Too much standing, or sitting for that matter, can aggravate a condition known as chronic venous insufficiency.
Chronic venous insufficiency, or CVI, is a common condition that occurs more frequently in women than in men. To understand the problem, think of the body’s circulatory system as a winding road.
Arteries are one-way roads that carry blood away from the heart in a downhill direction. Veins carry oxygen-rich blood in the opposite direction toward the heart.
To reduce the extra pumping force needed to return blood to the heart on the uphill climb, veins contain valves that propel the blood and prevent it from backwashing.

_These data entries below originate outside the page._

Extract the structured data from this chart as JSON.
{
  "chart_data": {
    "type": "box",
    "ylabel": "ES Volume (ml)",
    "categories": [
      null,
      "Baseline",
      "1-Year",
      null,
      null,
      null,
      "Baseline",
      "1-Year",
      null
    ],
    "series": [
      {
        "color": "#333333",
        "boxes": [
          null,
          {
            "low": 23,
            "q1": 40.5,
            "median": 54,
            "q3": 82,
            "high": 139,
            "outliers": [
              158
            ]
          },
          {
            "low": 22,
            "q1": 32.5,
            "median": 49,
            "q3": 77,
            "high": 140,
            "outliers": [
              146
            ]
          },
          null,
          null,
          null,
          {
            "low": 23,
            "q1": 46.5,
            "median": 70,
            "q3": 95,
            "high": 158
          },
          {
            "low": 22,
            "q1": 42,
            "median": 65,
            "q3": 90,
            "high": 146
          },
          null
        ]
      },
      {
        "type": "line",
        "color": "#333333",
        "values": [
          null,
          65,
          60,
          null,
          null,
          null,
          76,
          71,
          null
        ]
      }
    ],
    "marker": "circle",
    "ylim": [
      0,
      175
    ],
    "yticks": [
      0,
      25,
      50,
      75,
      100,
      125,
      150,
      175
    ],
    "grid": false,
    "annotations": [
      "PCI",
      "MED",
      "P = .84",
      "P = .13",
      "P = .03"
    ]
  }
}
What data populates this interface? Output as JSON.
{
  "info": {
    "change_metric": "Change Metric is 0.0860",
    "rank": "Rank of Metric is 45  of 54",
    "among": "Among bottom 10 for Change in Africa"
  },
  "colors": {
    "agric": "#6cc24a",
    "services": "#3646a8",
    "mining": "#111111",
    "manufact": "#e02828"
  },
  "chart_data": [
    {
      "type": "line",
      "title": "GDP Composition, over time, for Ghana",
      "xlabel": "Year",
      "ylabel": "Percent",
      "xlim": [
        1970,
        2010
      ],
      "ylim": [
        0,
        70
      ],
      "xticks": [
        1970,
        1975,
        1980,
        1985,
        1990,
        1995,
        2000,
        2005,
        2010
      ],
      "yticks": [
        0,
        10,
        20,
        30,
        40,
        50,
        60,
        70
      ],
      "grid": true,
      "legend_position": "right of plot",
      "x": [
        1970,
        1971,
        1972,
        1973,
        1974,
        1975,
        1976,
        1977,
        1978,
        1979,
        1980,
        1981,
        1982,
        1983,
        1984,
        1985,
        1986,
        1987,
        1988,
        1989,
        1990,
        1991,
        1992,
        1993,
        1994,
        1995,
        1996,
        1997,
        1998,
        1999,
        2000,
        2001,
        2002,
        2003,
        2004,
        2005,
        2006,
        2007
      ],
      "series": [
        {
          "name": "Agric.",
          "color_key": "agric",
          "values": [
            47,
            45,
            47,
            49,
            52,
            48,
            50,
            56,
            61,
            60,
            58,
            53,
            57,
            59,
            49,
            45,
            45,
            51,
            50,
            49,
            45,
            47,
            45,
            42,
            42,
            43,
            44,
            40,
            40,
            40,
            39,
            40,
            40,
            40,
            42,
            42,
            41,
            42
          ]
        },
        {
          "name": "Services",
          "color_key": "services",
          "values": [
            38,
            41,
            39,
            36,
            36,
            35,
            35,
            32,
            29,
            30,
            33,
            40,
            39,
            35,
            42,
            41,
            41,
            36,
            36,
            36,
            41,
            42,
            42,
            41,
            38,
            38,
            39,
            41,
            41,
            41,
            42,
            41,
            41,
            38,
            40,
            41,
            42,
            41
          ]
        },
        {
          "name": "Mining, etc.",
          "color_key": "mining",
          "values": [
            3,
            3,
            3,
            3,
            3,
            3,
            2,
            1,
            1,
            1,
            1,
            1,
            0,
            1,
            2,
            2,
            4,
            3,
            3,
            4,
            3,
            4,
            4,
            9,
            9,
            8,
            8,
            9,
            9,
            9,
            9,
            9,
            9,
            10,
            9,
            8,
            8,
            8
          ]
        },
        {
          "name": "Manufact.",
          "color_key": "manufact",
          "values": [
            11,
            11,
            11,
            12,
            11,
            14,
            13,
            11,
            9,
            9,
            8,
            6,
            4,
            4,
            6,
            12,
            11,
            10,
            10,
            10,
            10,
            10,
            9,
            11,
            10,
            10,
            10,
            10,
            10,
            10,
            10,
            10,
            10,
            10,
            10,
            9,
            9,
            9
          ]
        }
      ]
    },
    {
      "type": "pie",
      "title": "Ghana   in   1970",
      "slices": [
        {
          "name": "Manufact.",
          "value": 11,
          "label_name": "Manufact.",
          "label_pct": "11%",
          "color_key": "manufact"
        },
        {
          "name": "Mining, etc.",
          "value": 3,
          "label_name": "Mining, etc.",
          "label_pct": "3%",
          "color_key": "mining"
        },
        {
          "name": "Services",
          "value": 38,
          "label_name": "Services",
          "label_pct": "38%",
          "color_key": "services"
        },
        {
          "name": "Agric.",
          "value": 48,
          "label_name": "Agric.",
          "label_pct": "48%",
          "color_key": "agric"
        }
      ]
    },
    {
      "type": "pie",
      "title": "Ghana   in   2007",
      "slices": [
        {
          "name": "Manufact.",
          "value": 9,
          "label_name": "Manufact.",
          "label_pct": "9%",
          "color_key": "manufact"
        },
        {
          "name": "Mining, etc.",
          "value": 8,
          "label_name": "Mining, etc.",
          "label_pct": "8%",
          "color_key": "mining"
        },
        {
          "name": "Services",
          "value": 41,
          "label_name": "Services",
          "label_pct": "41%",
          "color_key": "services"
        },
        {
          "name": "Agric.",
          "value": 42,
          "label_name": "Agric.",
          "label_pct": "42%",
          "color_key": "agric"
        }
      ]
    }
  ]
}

If the veins fail to channel the blood properly, blood leaks and pools in the ankles and feet. Leg injuries or blood clots can also trigger this condition. It’s also more likely to occur as people age or become overweight.
People with CVI most often experience swelling, chronic pain, varicose veins and a progressive degeneration and thickening of the skin near the ankle.
Physicians treat CVI in a number of ways. People diagnosed with the condition are told to take a load off their feet—literally, by elevating their legs often and avoiding prolonged sitting or standing.
Those support stockings your grandmother wore are still used to treat this condition. Available at pharmacies, they allow graduated compression to help with blood flow.
Massage and walking also help increase venous blood flow and prevent pooling. Medications such as blood thinners as well as vitamins and herbal supplements like horse chestnut are sometimes recommended to help promote circulation.